Planting, caring for and building relationships with Little Forests is one way we can begin to unlearn colonialism and renew kinship relations as we work to reconcile with the land.

Begin a relational walking practice

In We Need a New Story: Walking and the wâhkôhtowin Imagination Dwayne Donald (Aipioomahkaa), Papaschase Cree, frames walking “enlivened by the wâhkôhtowin imagination” as a life practice that can teach kinship relationality and help reconceptualize Indigenous-Canadian relations on more ethical terms:

By walking and listening, people begin to perceive the life around themselves differently. They feel enmeshed in relationships. This change in perception… arises from their willingness to be put in the flow of the traditional wisdom insight of the wâhkôhtowin imagination. They walk themselves into kinship relationality… Walking and the wâhkôhtowin imagination can help us re-story ourselves — individually and collectively — as real human beings bent-over-holding-hands-in-reciprocity-with-all-our-relations.”

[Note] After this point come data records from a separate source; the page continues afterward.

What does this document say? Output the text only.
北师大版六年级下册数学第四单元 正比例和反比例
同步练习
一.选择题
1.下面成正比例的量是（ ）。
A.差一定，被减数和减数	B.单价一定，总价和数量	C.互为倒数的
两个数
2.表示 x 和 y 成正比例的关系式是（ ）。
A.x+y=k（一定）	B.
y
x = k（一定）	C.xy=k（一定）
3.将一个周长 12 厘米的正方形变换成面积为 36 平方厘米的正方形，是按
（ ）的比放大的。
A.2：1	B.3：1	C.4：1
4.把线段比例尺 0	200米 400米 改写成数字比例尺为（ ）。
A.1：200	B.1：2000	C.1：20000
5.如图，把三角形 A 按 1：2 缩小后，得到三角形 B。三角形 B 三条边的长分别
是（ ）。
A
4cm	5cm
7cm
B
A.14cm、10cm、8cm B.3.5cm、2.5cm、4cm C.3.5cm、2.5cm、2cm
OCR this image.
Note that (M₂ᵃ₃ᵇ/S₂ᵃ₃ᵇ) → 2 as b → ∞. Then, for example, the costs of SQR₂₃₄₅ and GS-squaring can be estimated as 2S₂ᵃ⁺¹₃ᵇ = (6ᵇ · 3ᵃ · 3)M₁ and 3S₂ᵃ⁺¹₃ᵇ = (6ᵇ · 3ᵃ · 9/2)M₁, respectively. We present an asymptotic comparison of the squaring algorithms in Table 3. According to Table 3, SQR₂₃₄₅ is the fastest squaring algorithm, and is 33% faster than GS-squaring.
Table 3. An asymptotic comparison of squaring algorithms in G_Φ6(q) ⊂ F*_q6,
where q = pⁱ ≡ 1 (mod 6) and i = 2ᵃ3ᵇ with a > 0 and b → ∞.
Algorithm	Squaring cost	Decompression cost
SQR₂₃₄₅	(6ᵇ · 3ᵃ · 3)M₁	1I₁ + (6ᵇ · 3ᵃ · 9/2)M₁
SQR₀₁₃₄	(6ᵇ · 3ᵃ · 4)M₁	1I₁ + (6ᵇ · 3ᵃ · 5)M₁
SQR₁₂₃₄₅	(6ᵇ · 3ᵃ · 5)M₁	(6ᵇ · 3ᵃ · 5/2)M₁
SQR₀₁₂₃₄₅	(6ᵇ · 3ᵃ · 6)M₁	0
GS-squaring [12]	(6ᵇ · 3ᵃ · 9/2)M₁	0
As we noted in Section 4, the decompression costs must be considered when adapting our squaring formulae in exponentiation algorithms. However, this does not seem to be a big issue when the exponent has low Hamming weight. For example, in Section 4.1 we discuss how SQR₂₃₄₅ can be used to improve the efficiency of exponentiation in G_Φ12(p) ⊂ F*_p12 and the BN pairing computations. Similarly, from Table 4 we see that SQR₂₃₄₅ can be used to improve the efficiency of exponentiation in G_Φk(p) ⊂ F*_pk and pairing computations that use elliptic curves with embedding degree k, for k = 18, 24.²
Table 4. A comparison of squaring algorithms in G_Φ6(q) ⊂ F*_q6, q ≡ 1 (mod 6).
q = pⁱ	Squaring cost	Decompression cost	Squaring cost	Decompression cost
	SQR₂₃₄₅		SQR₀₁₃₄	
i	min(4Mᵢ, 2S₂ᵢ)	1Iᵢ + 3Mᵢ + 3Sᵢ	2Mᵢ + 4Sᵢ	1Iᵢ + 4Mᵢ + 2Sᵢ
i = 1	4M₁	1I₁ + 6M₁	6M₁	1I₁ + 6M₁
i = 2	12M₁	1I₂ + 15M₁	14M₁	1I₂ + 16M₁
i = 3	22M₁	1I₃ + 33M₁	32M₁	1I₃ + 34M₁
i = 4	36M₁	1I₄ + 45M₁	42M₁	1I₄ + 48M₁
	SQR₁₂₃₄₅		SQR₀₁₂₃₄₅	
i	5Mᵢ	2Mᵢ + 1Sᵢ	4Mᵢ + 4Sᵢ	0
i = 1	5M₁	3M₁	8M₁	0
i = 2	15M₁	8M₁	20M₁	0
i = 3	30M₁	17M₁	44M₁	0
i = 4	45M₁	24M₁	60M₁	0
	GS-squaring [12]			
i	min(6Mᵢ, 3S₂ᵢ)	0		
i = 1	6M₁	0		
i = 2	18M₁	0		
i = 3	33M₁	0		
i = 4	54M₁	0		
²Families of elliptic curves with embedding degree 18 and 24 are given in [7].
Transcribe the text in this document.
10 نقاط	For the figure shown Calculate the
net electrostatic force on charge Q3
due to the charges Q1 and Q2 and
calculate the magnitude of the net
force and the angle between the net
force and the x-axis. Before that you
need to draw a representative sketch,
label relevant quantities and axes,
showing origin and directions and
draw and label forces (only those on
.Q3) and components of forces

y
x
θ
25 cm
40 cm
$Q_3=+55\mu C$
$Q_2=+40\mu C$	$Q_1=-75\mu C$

Download his guided prompt for a daily relational walking practice. He suggests that when you’re walking in a place, think about:

  • Who is communicating with you when you’re there

  • How are you perceiving what is being communicated to you while you’re there

  • How are your making sense of what is being communicated to you there

Here are some additional questions he suggests asking yourself (from Coming to Know”: A Framework for Indigenous Science Education, Wanosts’a7 Lorna Williams and Gloria Snively):

  • Where is here?

  • Who am I that I am here?

  • Who else is here alongside me?

  • What gives and sustains life here?

  • How can I participate in the life that is here?

  • How can we live well together here?

“Consider it a form of prayer, this walking that you’re doing, this connecting with the kinship that surrounds you.”